"Power-to-gas" is the name of the concept aimed at connecting the power network to the natural gas network. Researchers at the Paul Scherrer Institute hope that it will enable solar and wind energy to be stored longer. Collaborating with industrial partners, they are testing procedures under real conditions on a platform with containers packed full of high-tech equipment.

Marcel Hofer, Head of the Realisation project and ESI coordinator (left) and Peter Jansohn, Head of ESI. (Photo: Kellenberger Kaminski Photographie)

On the site of the Paul Scherrer Institute (PSI) in Villigen, the future of energy is housed in six white containers, which are lined up on a platform called "Energy System Integration", or "ESI" for short. The containers consist of compact, state-of-the-art systems. They can be used to produce hydrogen and natural gas, and the hydrogen can be converted back into electricity in the fuel cells if needed. There are tanks beside it containing hydrogen, oxygen and carbon dioxide, which are connected to the platform. The board in front lists the names of over twenty project partners, users and support institutions, including the ETH Board, EPFL, ETH Zurich and Empa, as well as the new site of the Swiss Innovation Park, PARK INNOVAARE, which is located close by, and Swissgrid, the electricity network operator.

"If photovoltaic systems and wind turbines are developed as expected, in future we will have to store several terawatt hours of energy in the summer to use in the winter", explains Peter Jansohn.

"The conversion of electricity into hydrogen or methane is central to the ESI platform," explains Peter Jansohn, Head of Energy System Integration at the PSI. If nuclear power is to be replaced by renewables as part of the government's 2050 Energy Strategy, new storage facilities will have to be developed. Solar and wind energy do not only deliver power when it is actually used. The potential of pumped storage hydro power stations has already been exhausted in Switzerland, and batteries are not suitable for storing energy over long periods. Peter Jansohn explains that "If photovoltaic systems and wind turbines are developed as expected, in future we will have to store several terawatt hours of energy in the summer to use in the winter."

The surplus, electrical energy is to be used to produce chemical sources of energy, a concept known as power-to-gas. Therefore, one of the ESI containers houses an electrolyser, which splits water into hydrogen and oxygen. The plant has an output of 100 kilowatts. "Consequently, it is big enough to only require one further scaling step to make it suitable for commercial use", explains the Head of the ESI.

A new exhibition lets visitors experience for themselves the complex challenges of supplying energy with new, renewable energy sources, together with approaches to solving these problems. (Photo: Kellenberger Kaminski Photographie)

A fuel cell system in one of the containers opposite, in turn, produces electricity from the gases. This can be deployed on a stationary basis for a household energy supply, for instance. A fuel cell can also power a vehicle electrically. In the case of both the electrolyser and the fuel cell system, the PSI is using technology with which it has decades of experience. At the heart of the systems are cell stacks with a polymer electrolyte membrane (PEM). In addition, the fuel cell system is operated with pure oxygen instead of air, a process which was developed at the PSI and which is particularly efficient.

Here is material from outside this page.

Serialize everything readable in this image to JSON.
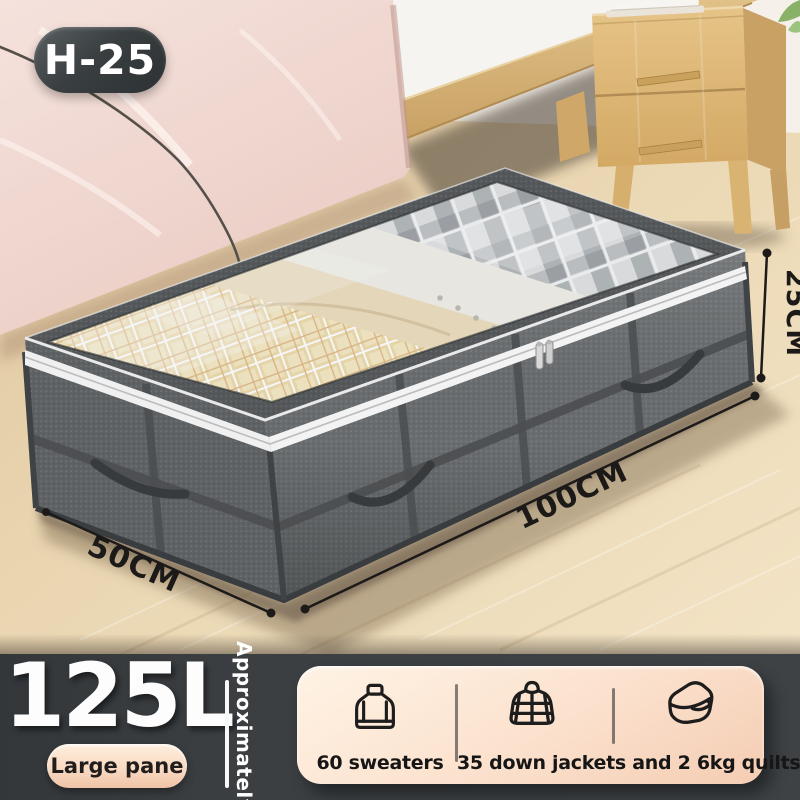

There’s even potential in using biomass

The PSI researchers also produce methane from the hydrogen using carbon dioxide from the tank beside the platform. This artificial, CO2-neutral natural gas can be stored with excellent results and can be fed directly into the existing Swiss pipeline network. "The natural gas network itself acts as a reservoir because the pressure can be varied seasonally, easily enabling it to accommodate several terawatt hours," explains Peter Jansohn. "Consequently, we regard the power network and the natural gas network as a perfect, complementary pairing.”

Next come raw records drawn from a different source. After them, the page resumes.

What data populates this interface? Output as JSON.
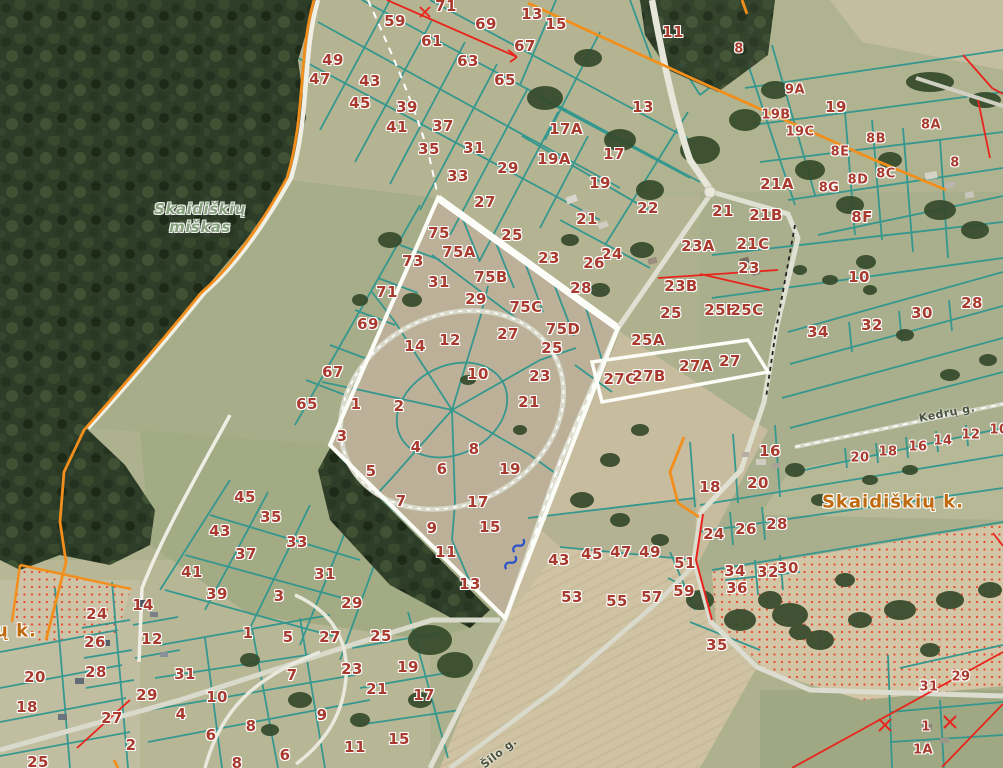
{
  "map": {
    "forest_label": {
      "line1": "Skaidiškių",
      "line2": "miškas",
      "x": 200,
      "y": 209
    },
    "village_labels": [
      {
        "text": "Skaidiškių k.",
        "x": 893,
        "y": 502
      },
      {
        "text": "ų k.",
        "x": 16,
        "y": 631
      }
    ],
    "street_labels": [
      {
        "text": "Kedrų g.",
        "x": 947,
        "y": 413,
        "rot": -11
      },
      {
        "text": "Šilo g.",
        "x": 499,
        "y": 753,
        "rot": -38
      }
    ],
    "colors": {
      "boundary_teal": "#2f968e",
      "boundary_orange": "#f28f1c",
      "boundary_red": "#e8251c",
      "parcel_number": "#a93a2e",
      "village_label": "#c06a10",
      "forest_label": "#86a07e",
      "forest_fill": "#2e3d27",
      "road_white": "#efefe6",
      "stream_symbol": "#2a52c8"
    },
    "symbols": [
      {
        "name": "stream-symbol",
        "x": 519,
        "y": 549
      },
      {
        "name": "stream-symbol",
        "x": 512,
        "y": 566
      },
      {
        "name": "survey-cross",
        "x": 885,
        "y": 725
      },
      {
        "name": "survey-cross",
        "x": 950,
        "y": 722
      }
    ],
    "parcel_labels": [
      {
        "t": "71",
        "x": 446,
        "y": 6
      },
      {
        "t": "59",
        "x": 395,
        "y": 21
      },
      {
        "t": "69",
        "x": 486,
        "y": 24
      },
      {
        "t": "61",
        "x": 432,
        "y": 41
      },
      {
        "t": "67",
        "x": 525,
        "y": 46
      },
      {
        "t": "63",
        "x": 468,
        "y": 61
      },
      {
        "t": "49",
        "x": 333,
        "y": 60
      },
      {
        "t": "47",
        "x": 320,
        "y": 79
      },
      {
        "t": "65",
        "x": 505,
        "y": 80
      },
      {
        "t": "43",
        "x": 370,
        "y": 81
      },
      {
        "t": "45",
        "x": 360,
        "y": 103
      },
      {
        "t": "39",
        "x": 407,
        "y": 107
      },
      {
        "t": "41",
        "x": 397,
        "y": 127
      },
      {
        "t": "37",
        "x": 443,
        "y": 126
      },
      {
        "t": "35",
        "x": 429,
        "y": 149
      },
      {
        "t": "31",
        "x": 474,
        "y": 148
      },
      {
        "t": "33",
        "x": 458,
        "y": 176
      },
      {
        "t": "29",
        "x": 508,
        "y": 168
      },
      {
        "t": "27",
        "x": 485,
        "y": 202
      },
      {
        "t": "13",
        "x": 532,
        "y": 14
      },
      {
        "t": "15",
        "x": 556,
        "y": 24
      },
      {
        "t": "13",
        "x": 643,
        "y": 107
      },
      {
        "t": "11",
        "x": 673,
        "y": 32
      },
      {
        "t": "17A",
        "x": 566,
        "y": 129
      },
      {
        "t": "19A",
        "x": 554,
        "y": 159
      },
      {
        "t": "17",
        "x": 614,
        "y": 154
      },
      {
        "t": "19",
        "x": 600,
        "y": 183
      },
      {
        "t": "21",
        "x": 587,
        "y": 219
      },
      {
        "t": "22",
        "x": 648,
        "y": 208
      },
      {
        "t": "25",
        "x": 512,
        "y": 235
      },
      {
        "t": "23",
        "x": 549,
        "y": 258
      },
      {
        "t": "24",
        "x": 612,
        "y": 254
      },
      {
        "t": "26",
        "x": 594,
        "y": 263
      },
      {
        "t": "28",
        "x": 581,
        "y": 288
      },
      {
        "t": "8",
        "x": 739,
        "y": 49,
        "s": 13
      },
      {
        "t": "9A",
        "x": 795,
        "y": 90,
        "s": 13
      },
      {
        "t": "19B",
        "x": 776,
        "y": 115,
        "s": 13
      },
      {
        "t": "19",
        "x": 836,
        "y": 107
      },
      {
        "t": "19C",
        "x": 800,
        "y": 132,
        "s": 13
      },
      {
        "t": "8B",
        "x": 876,
        "y": 139,
        "s": 13
      },
      {
        "t": "8A",
        "x": 931,
        "y": 125,
        "s": 13
      },
      {
        "t": "8E",
        "x": 840,
        "y": 152,
        "s": 13
      },
      {
        "t": "8",
        "x": 955,
        "y": 163,
        "s": 13
      },
      {
        "t": "8C",
        "x": 886,
        "y": 174,
        "s": 13
      },
      {
        "t": "8D",
        "x": 858,
        "y": 180,
        "s": 13
      },
      {
        "t": "8G",
        "x": 829,
        "y": 188,
        "s": 13
      },
      {
        "t": "8F",
        "x": 862,
        "y": 217
      },
      {
        "t": "21A",
        "x": 777,
        "y": 184
      },
      {
        "t": "21",
        "x": 723,
        "y": 211
      },
      {
        "t": "21B",
        "x": 766,
        "y": 215
      },
      {
        "t": "23A",
        "x": 698,
        "y": 246
      },
      {
        "t": "21C",
        "x": 753,
        "y": 244
      },
      {
        "t": "23",
        "x": 749,
        "y": 268
      },
      {
        "t": "23B",
        "x": 681,
        "y": 286
      },
      {
        "t": "25",
        "x": 671,
        "y": 313
      },
      {
        "t": "25B",
        "x": 721,
        "y": 310
      },
      {
        "t": "25C",
        "x": 747,
        "y": 310
      },
      {
        "t": "10",
        "x": 859,
        "y": 277
      },
      {
        "t": "34",
        "x": 818,
        "y": 332
      },
      {
        "t": "32",
        "x": 872,
        "y": 325
      },
      {
        "t": "30",
        "x": 922,
        "y": 313
      },
      {
        "t": "28",
        "x": 972,
        "y": 303
      },
      {
        "t": "25A",
        "x": 648,
        "y": 340
      },
      {
        "t": "27C",
        "x": 620,
        "y": 379
      },
      {
        "t": "27B",
        "x": 649,
        "y": 376
      },
      {
        "t": "27A",
        "x": 696,
        "y": 366
      },
      {
        "t": "27",
        "x": 730,
        "y": 361
      },
      {
        "t": "20",
        "x": 860,
        "y": 458,
        "s": 13
      },
      {
        "t": "18",
        "x": 888,
        "y": 452,
        "s": 13
      },
      {
        "t": "16",
        "x": 918,
        "y": 447,
        "s": 13
      },
      {
        "t": "14",
        "x": 943,
        "y": 441,
        "s": 13
      },
      {
        "t": "12",
        "x": 971,
        "y": 435,
        "s": 13
      },
      {
        "t": "10",
        "x": 999,
        "y": 430,
        "s": 13
      },
      {
        "t": "16",
        "x": 770,
        "y": 451
      },
      {
        "t": "18",
        "x": 710,
        "y": 487
      },
      {
        "t": "20",
        "x": 758,
        "y": 483
      },
      {
        "t": "24",
        "x": 714,
        "y": 534
      },
      {
        "t": "26",
        "x": 746,
        "y": 529
      },
      {
        "t": "28",
        "x": 777,
        "y": 524
      },
      {
        "t": "34",
        "x": 735,
        "y": 571
      },
      {
        "t": "32",
        "x": 768,
        "y": 572
      },
      {
        "t": "30",
        "x": 788,
        "y": 568
      },
      {
        "t": "36",
        "x": 737,
        "y": 588
      },
      {
        "t": "51",
        "x": 685,
        "y": 563
      },
      {
        "t": "59",
        "x": 684,
        "y": 591
      },
      {
        "t": "35",
        "x": 717,
        "y": 645
      },
      {
        "t": "31",
        "x": 929,
        "y": 687,
        "s": 13
      },
      {
        "t": "29",
        "x": 961,
        "y": 677,
        "s": 13
      },
      {
        "t": "1",
        "x": 926,
        "y": 727,
        "s": 13
      },
      {
        "t": "1A",
        "x": 923,
        "y": 750,
        "s": 13
      },
      {
        "t": "43",
        "x": 559,
        "y": 560
      },
      {
        "t": "45",
        "x": 592,
        "y": 554
      },
      {
        "t": "47",
        "x": 621,
        "y": 552
      },
      {
        "t": "49",
        "x": 650,
        "y": 552
      },
      {
        "t": "53",
        "x": 572,
        "y": 597
      },
      {
        "t": "55",
        "x": 617,
        "y": 601
      },
      {
        "t": "57",
        "x": 652,
        "y": 597
      },
      {
        "t": "75",
        "x": 439,
        "y": 233
      },
      {
        "t": "75A",
        "x": 459,
        "y": 252
      },
      {
        "t": "73",
        "x": 413,
        "y": 261
      },
      {
        "t": "75B",
        "x": 491,
        "y": 277
      },
      {
        "t": "31",
        "x": 439,
        "y": 282
      },
      {
        "t": "29",
        "x": 476,
        "y": 299
      },
      {
        "t": "71",
        "x": 387,
        "y": 292
      },
      {
        "t": "75C",
        "x": 526,
        "y": 307
      },
      {
        "t": "27",
        "x": 508,
        "y": 334
      },
      {
        "t": "69",
        "x": 368,
        "y": 324
      },
      {
        "t": "75D",
        "x": 563,
        "y": 329
      },
      {
        "t": "25",
        "x": 552,
        "y": 348
      },
      {
        "t": "14",
        "x": 415,
        "y": 346
      },
      {
        "t": "12",
        "x": 450,
        "y": 340
      },
      {
        "t": "23",
        "x": 540,
        "y": 376
      },
      {
        "t": "10",
        "x": 478,
        "y": 374
      },
      {
        "t": "21",
        "x": 529,
        "y": 402
      },
      {
        "t": "67",
        "x": 333,
        "y": 372
      },
      {
        "t": "65",
        "x": 307,
        "y": 404
      },
      {
        "t": "1",
        "x": 356,
        "y": 404
      },
      {
        "t": "2",
        "x": 399,
        "y": 406
      },
      {
        "t": "3",
        "x": 342,
        "y": 436
      },
      {
        "t": "4",
        "x": 416,
        "y": 447
      },
      {
        "t": "8",
        "x": 474,
        "y": 449
      },
      {
        "t": "5",
        "x": 371,
        "y": 471
      },
      {
        "t": "6",
        "x": 442,
        "y": 469
      },
      {
        "t": "19",
        "x": 510,
        "y": 469
      },
      {
        "t": "7",
        "x": 401,
        "y": 501
      },
      {
        "t": "17",
        "x": 478,
        "y": 502
      },
      {
        "t": "9",
        "x": 432,
        "y": 528
      },
      {
        "t": "15",
        "x": 490,
        "y": 527
      },
      {
        "t": "11",
        "x": 446,
        "y": 552
      },
      {
        "t": "13",
        "x": 470,
        "y": 584
      },
      {
        "t": "45",
        "x": 245,
        "y": 497
      },
      {
        "t": "35",
        "x": 271,
        "y": 517
      },
      {
        "t": "43",
        "x": 220,
        "y": 531
      },
      {
        "t": "33",
        "x": 297,
        "y": 542
      },
      {
        "t": "37",
        "x": 246,
        "y": 554
      },
      {
        "t": "41",
        "x": 192,
        "y": 572
      },
      {
        "t": "31",
        "x": 325,
        "y": 574
      },
      {
        "t": "39",
        "x": 217,
        "y": 594
      },
      {
        "t": "3",
        "x": 279,
        "y": 596
      },
      {
        "t": "24",
        "x": 97,
        "y": 614
      },
      {
        "t": "14",
        "x": 143,
        "y": 605
      },
      {
        "t": "12",
        "x": 152,
        "y": 639
      },
      {
        "t": "26",
        "x": 95,
        "y": 642
      },
      {
        "t": "1",
        "x": 248,
        "y": 633
      },
      {
        "t": "5",
        "x": 288,
        "y": 637
      },
      {
        "t": "27",
        "x": 330,
        "y": 637
      },
      {
        "t": "28",
        "x": 96,
        "y": 672
      },
      {
        "t": "20",
        "x": 35,
        "y": 677
      },
      {
        "t": "31",
        "x": 185,
        "y": 674
      },
      {
        "t": "18",
        "x": 27,
        "y": 707
      },
      {
        "t": "29",
        "x": 147,
        "y": 695
      },
      {
        "t": "27",
        "x": 112,
        "y": 718
      },
      {
        "t": "10",
        "x": 217,
        "y": 697
      },
      {
        "t": "4",
        "x": 181,
        "y": 714
      },
      {
        "t": "7",
        "x": 292,
        "y": 675
      },
      {
        "t": "2",
        "x": 131,
        "y": 745
      },
      {
        "t": "6",
        "x": 211,
        "y": 735
      },
      {
        "t": "8",
        "x": 251,
        "y": 726
      },
      {
        "t": "9",
        "x": 322,
        "y": 715
      },
      {
        "t": "6",
        "x": 285,
        "y": 755
      },
      {
        "t": "8",
        "x": 237,
        "y": 763
      },
      {
        "t": "25",
        "x": 38,
        "y": 762
      },
      {
        "t": "29",
        "x": 352,
        "y": 603
      },
      {
        "t": "25",
        "x": 381,
        "y": 636
      },
      {
        "t": "23",
        "x": 352,
        "y": 669
      },
      {
        "t": "21",
        "x": 377,
        "y": 689
      },
      {
        "t": "19",
        "x": 408,
        "y": 667
      },
      {
        "t": "17",
        "x": 424,
        "y": 695
      },
      {
        "t": "15",
        "x": 399,
        "y": 739
      },
      {
        "t": "11",
        "x": 355,
        "y": 747
      }
    ]
  }
}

With the help of the interactive model town Esiville, the path to a future energy supply for Switzerland is presented as a story. (Photo: Paul Scherrer Institute/Mahir Dzambegovic)

The methanation plant on the ESI platform has already been put to major external use. In January 2017, Cosyma (short for "Container-based system for methanation") was lifted by crane through a gap in the platform roof, loaded onto a transporter and taken to the Werdhölzli fermentation and sewage-treatment works (project partner is Energie 360°) in Zurich. During 1000 hours of continuous testing, Cosyma produced 60% more biogas from biowaste than conventional methods. Here's the secret: hydrogen is fed into a fluidised-bed reactor where it combines with carbon dioxide that is contained in the raw biogas. This creates biomethane which can be fed directly into the natural gas network. In January 2018 the Swiss Federal Office of Energy (SFOE) awarded the PSI and Energie 360° with the Watt d’Or in the “Renewable energy” Category.

Cosyma has been returned to the PSI in the meantime, and Peter Jansohn is taking stock: "Biomethane production is such an efficient process that the method has great potential to be put into practical application." It would enable about 100 sewage-treatment plants in Switzerland to produce green methane.